Question

of
sinA=sinx +siny
_________
1- Sinx.siny
then show that,

COS A = +,- of cosx. cosy/
___________
1+sinx.siny​

Answer 1

Given : sinA = (sinx + siny)/(1 + sinx siny)

To prove : cosA = ± cosx cosy/(1 + sinx siny)

proof : sinA = (sinx + siny)/(1 + sinx siny) .....(1)

we know, sin²A + cos²A = 1

so, cosA = ± √(1 - sin²A)

from equation (1) we get,

= ± √[1 - (sinx + siny)²/(1 + sinx siny)²]

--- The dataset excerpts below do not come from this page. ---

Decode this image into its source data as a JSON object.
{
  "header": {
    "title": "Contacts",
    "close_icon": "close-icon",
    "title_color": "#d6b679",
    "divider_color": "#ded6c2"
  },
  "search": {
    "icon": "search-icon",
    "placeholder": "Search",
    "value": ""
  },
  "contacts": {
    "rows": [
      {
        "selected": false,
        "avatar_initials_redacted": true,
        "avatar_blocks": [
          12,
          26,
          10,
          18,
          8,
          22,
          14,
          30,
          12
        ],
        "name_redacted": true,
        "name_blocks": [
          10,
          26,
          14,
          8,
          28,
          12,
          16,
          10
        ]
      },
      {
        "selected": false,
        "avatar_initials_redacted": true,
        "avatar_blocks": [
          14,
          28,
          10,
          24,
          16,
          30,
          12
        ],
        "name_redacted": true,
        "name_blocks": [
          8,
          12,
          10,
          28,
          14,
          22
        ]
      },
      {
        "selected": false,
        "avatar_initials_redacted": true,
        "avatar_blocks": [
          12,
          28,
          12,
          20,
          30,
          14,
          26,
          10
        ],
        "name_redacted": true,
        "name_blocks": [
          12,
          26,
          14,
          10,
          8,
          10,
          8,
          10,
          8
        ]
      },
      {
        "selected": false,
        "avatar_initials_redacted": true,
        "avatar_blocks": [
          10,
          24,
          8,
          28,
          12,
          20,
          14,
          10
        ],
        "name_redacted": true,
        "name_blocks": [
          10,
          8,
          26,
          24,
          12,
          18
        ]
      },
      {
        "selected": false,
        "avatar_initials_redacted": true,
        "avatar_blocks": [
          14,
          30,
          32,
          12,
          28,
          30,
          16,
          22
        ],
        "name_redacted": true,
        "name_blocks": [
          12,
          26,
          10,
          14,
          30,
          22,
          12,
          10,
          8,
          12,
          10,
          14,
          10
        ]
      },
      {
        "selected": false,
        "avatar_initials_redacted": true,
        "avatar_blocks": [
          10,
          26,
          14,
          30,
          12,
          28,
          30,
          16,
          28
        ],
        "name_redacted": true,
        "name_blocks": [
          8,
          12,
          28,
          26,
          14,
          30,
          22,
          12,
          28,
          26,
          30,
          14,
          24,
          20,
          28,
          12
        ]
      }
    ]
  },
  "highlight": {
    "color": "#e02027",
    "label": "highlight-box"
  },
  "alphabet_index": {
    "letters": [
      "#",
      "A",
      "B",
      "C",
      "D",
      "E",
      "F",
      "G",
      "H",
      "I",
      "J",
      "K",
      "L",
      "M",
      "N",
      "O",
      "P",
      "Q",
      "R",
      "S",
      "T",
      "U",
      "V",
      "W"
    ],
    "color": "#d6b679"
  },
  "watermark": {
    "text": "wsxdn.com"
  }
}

= ± √[{(1 + sinx siny)² - (sinx + siny)²}/(1 + sinx siny)²]

= ± √[(1 + sin²x sin²y + 2sinx siny - sin²x - sin²y - 2sinx siny)/(1 + sinx siny)² ]

= ± √(sin²x sin²y - sin²x - sin²y + 1)/(1 + sinx siny)

= ± √{(-sin²x(1 - sin²y) + 1(1 - sin²y)}/(1 + sinx siny)

= ± √(1 - sin²x)(1 - sin²y)/(1 + sinx siny)

= ± √(cos²x cos²y)/(1 + sinx siny)

= ± cosx cosy/(1 + sinx siny)

Therefore cosA = ± cosx cosy/(1 + sinx siny)